Curated by Mariangela Méndez Prencke.

Laurie Kang | Eidetic Tides
Laurie Kang’s entropic, deconstructed photography installations provide an embodied experience of how eidetic imagery can be carried within us. As afterimages are stored within our memories, Kang’s process-driven practice merges the inner forms of architectural structures with unfixed photographic images that are continually responsive to light and surrounding site conditions.

Kang’s experimental use of the core elements of photography: exposure to light, alchemical reactions and reflection as a replication of a reality, become a technical ground for her work to comment on her own personal and cultural history, interests in genetics, feminist theory and future fictions. Paired with natural and synthetic sculptural objects, such as silicone and rubber vessels embedded and punctuated with material markers, Kang’s installations create a spatial constellation in flux, intended to evolve over time.

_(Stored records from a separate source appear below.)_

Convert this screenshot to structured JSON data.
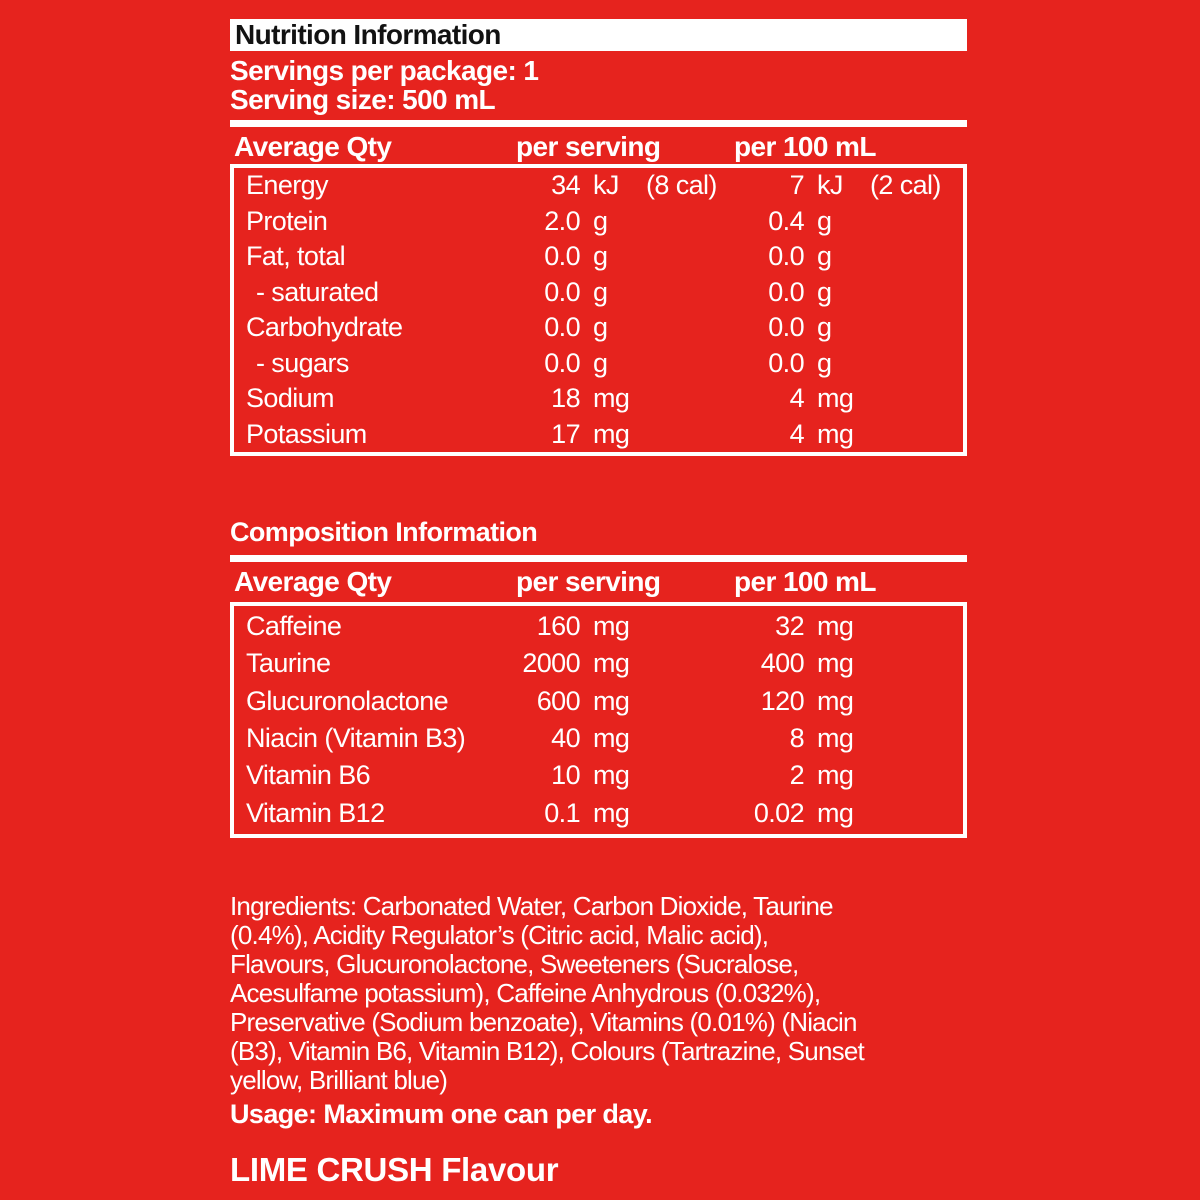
{
  "colors": {
    "background": "#e6231e",
    "text_white": "#ffffff",
    "text_black": "#121212",
    "panel_white": "#ffffff"
  },
  "header": {
    "title": "Nutrition Information",
    "servings_line": "Servings per package: 1",
    "serving_size_line": "Serving size: 500 mL"
  },
  "nutrition_table": {
    "columns": [
      "Average Qty",
      "per serving",
      "per 100 mL"
    ],
    "rows": [
      {
        "label": "Energy",
        "serving_value": "34",
        "serving_unit": "kJ",
        "serving_extra": "(8 cal)",
        "per100_value": "7",
        "per100_unit": "kJ",
        "per100_extra": "(2 cal)"
      },
      {
        "label": "Protein",
        "serving_value": "2.0",
        "serving_unit": "g",
        "serving_extra": "",
        "per100_value": "0.4",
        "per100_unit": "g",
        "per100_extra": ""
      },
      {
        "label": "Fat, total",
        "serving_value": "0.0",
        "serving_unit": "g",
        "serving_extra": "",
        "per100_value": "0.0",
        "per100_unit": "g",
        "per100_extra": ""
      },
      {
        "label": "- saturated",
        "indent": true,
        "serving_value": "0.0",
        "serving_unit": "g",
        "serving_extra": "",
        "per100_value": "0.0",
        "per100_unit": "g",
        "per100_extra": ""
      },
      {
        "label": "Carbohydrate",
        "serving_value": "0.0",
        "serving_unit": "g",
        "serving_extra": "",
        "per100_value": "0.0",
        "per100_unit": "g",
        "per100_extra": ""
      },
      {
        "label": "- sugars",
        "indent": true,
        "serving_value": "0.0",
        "serving_unit": "g",
        "serving_extra": "",
        "per100_value": "0.0",
        "per100_unit": "g",
        "per100_extra": ""
      },
      {
        "label": "Sodium",
        "serving_value": "18",
        "serving_unit": "mg",
        "serving_extra": "",
        "per100_value": "4",
        "per100_unit": "mg",
        "per100_extra": ""
      },
      {
        "label": "Potassium",
        "serving_value": "17",
        "serving_unit": "mg",
        "serving_extra": "",
        "per100_value": "4",
        "per100_unit": "mg",
        "per100_extra": ""
      }
    ]
  },
  "composition_table": {
    "title": "Composition Information",
    "columns": [
      "Average Qty",
      "per serving",
      "per 100 mL"
    ],
    "rows": [
      {
        "label": "Caffeine",
        "serving_value": "160",
        "serving_unit": "mg",
        "serving_extra": "",
        "per100_value": "32",
        "per100_unit": "mg",
        "per100_extra": ""
      },
      {
        "label": "Taurine",
        "serving_value": "2000",
        "serving_unit": "mg",
        "serving_extra": "",
        "per100_value": "400",
        "per100_unit": "mg",
        "per100_extra": ""
      },
      {
        "label": "Glucuronolactone",
        "serving_value": "600",
        "serving_unit": "mg",
        "serving_extra": "",
        "per100_value": "120",
        "per100_unit": "mg",
        "per100_extra": ""
      },
      {
        "label": "Niacin (Vitamin B3)",
        "serving_value": "40",
        "serving_unit": "mg",
        "serving_extra": "",
        "per100_value": "8",
        "per100_unit": "mg",
        "per100_extra": ""
      },
      {
        "label": "Vitamin B6",
        "serving_value": "10",
        "serving_unit": "mg",
        "serving_extra": "",
        "per100_value": "2",
        "per100_unit": "mg",
        "per100_extra": ""
      },
      {
        "label": "Vitamin B12",
        "serving_value": "0.1",
        "serving_unit": "mg",
        "serving_extra": "",
        "per100_value": "0.02",
        "per100_unit": "mg",
        "per100_extra": ""
      }
    ]
  },
  "ingredients": {
    "lines": [
      "Ingredients: Carbonated Water, Carbon Dioxide, Taurine",
      "(0.4%), Acidity Regulator’s (Citric acid, Malic acid),",
      "Flavours, Glucuronolactone, Sweeteners (Sucralose,",
      "Acesulfame potassium), Caffeine Anhydrous (0.032%),",
      "Preservative (Sodium benzoate), Vitamins (0.01%) (Niacin",
      "(B3), Vitamin B6, Vitamin B12), Colours (Tartrazine, Sunset",
      "yellow, Brilliant blue)"
    ]
  },
  "usage_line": "Usage: Maximum one can per day.",
  "flavour_line": "LIME CRUSH Flavour"
}
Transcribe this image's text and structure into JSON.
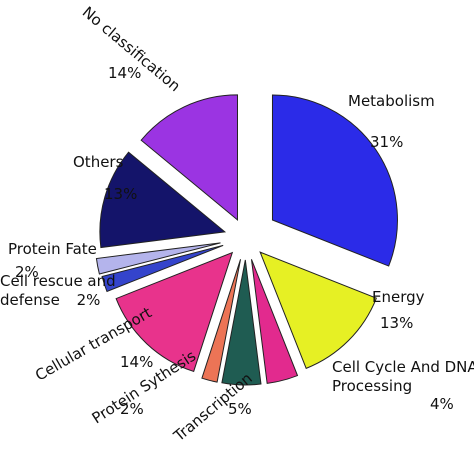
{
  "chart_data": {
    "type": "pie",
    "categories": [
      "Metabolism",
      "Energy",
      "Cell Cycle And DNA Processing",
      "Transcription",
      "Protein Sythesis",
      "Cellular transport",
      "Cell rescue and defense",
      "Protein Fate",
      "Others",
      "No classification"
    ],
    "values": [
      31,
      13,
      4,
      5,
      2,
      14,
      2,
      2,
      13,
      14
    ],
    "value_labels": [
      "31%",
      "13%",
      "4%",
      "5%",
      "2%",
      "14%",
      "2%",
      "2%",
      "13%",
      "14%"
    ],
    "colors": [
      "#2b2be8",
      "#e6f024",
      "#e22a8e",
      "#1f5c52",
      "#ec7456",
      "#e8338c",
      "#3444cc",
      "#b4b4ec",
      "#14146a",
      "#9b34e2"
    ]
  }
}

The curvilinear and organic flexible wall track forms forged by Kang become a permeable structure for light to respond to the exposed images. Applied as metaphor and a malleable and responsive surface, the images change over time and in response to their environment, much as a skin stretching and accommodating an endoskeletal sculptural framework. Kang states, “My work exists in literal and metaphoric states of becoming and unfixity, and this deconstructive strategy aims to continually build, break down and rebuild.”

Curated by Kristy Trinier
Laurie Kang is an artist currently based in Toronto. Her work has been exhibited at Interstate Projects and Topless, New York; The Power Plant Contemporary Art Gallery, Cooper Cole, 8-11, The Loon, Gallery TPW, Franz Kaka, and Carl Louie, Toronto; Remai Modern, Saskatoon; Galerie Antoine Ertaskiran and L’inconnue, Montreal; Raster Gallery, Warsaw; Wroclaw Contemporary Museum, Poland; and Camera Austria, Graz. She has been artist-in-residence at Rupert, Vilnius; Tag Team, Bergen; The Banff Centre for Arts & Creativity, Alberta; and Interstate Projects, Brooklyn. She holds an MFA from the Milton Avery School of the Arts at Bard College.